Isn’t it ironic?

It’s ironic, but as I get further and further from my schooldays I get more and more prone to schoolboy errors. Simple things usually. I always leave my phone downstairs on charge when I go to bed as it means I have a fully charged phone when I get up the following morning. So, this morning, up with the lark, dressed, grabbed drone (always ready) and the new iPad and off out to see how well the iPad functions as a drone screen and whether it impedes flying at all.  Minor inconvenience to find I’d forgotten to charge phone but that was offset by the fact that I was going to be using the iPad so no harm done.

© Dave Whenham

Looking back towards Elland. My house is just out of shot top right.

Off to my usual test zone near the car, park on the roadside and walk the hundred yards or so.  In short oder, drone set up, filter attached, controller turned on and iPad cable installed. New iPad in hand so all ready for the test. Apart from one minor problem – the iPad holder is sitting on the desk at home and there’s no way I can wedge this tablet into the controller.  So, fall back on the iPhone – with 40% charge (which, incidentally, would be down to 8% by the time I got home). I had a pleasant twenty minutes or so, I find I’m regularly getting 23 minutes plus with a little juice still left in the batteries, but time was up and I left without seeing how the iPad works in practice.

So, I ended up trying out the iPad/controller combination in my back yard.  Six feet off the ground with the sensors constantly complaining I was very near an obstacle (house, shed, trees) wasn’t ideal but it gave me a feel.  I will need to fly it properly in the open to see how the larger size and weight affect my flying and manoeuvring. It felt a little clumsy this morning, nowhere near as well balanced as the iPhone and I found it slightly more comfortable to angle the bracket so the edge of the iPad rested on my wrists. I don’t need to see the joysticks and my thumbs still rested happily on top although not quite as true as before, tilting very slightly outwards but I think I will get used to this.

© Dave Whenham

Seven feet above the upper patio – I kept myself out of camera-sight for the 34 frames by walking behind the drone

The considerably larger screen though was a joy. As someone who wears different glasses for distance and reading I find juggling two pairs of specs whilst trying to read the  detail on  the iPhone screen and also maintaining visual contact with a drone at four hundred feet an interesting challenge.  With the larger screen I could read most of what I needed to see without the reading glasses. At the end of the day the iPad screen provides almost four times the real estate of the iPhone so that was to be expected.

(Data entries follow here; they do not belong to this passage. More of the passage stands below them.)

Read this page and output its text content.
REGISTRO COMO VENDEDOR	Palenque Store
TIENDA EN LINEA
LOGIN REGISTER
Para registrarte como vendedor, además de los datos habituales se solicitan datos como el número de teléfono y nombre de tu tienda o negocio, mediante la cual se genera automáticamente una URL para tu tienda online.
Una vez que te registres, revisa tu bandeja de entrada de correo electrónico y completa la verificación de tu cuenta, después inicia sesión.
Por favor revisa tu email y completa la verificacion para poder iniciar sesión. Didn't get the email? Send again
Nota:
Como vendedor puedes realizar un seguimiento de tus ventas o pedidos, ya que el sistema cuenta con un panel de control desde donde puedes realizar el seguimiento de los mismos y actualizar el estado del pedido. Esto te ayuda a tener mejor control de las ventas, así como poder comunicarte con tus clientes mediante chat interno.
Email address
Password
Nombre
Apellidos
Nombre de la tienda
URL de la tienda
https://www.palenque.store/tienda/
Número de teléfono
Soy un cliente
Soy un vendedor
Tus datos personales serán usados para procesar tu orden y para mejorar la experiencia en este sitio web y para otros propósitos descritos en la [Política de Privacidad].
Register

The one piece of data on the controller screen that I have got accustomed to using all the time is the altitude readout and whilst this also appears on the iPad screen I found myself constantly looking for it. I often swipe up on the phone screen to give me an uninterrupted view of the scene without the usual visual clutter, it makes composition more precise, and having the basic data on the controller too was very helpful.

© Dave Whenham

So, it will take some getting used to in terms of weight, balance and learning to work without the controller readout but my initial thoughts on this mornings experiments are positive. I cannot see me using it exclusively, the iPhone is always with me and the DJI experience seems to have been built around its form, whilst the iPad is bulkier and also doesn’t fit in the little bag I carry the drone around in.  So, on a stroll along the beach with the wife, where I always carry as little photography gear as I can get away with, I will use the phone. However, if down there on my own, or with another photographer, I will usually have a larger bag anyway and the iPad will slip nicely into the front pocket without really adding to the bulk I’m carrying.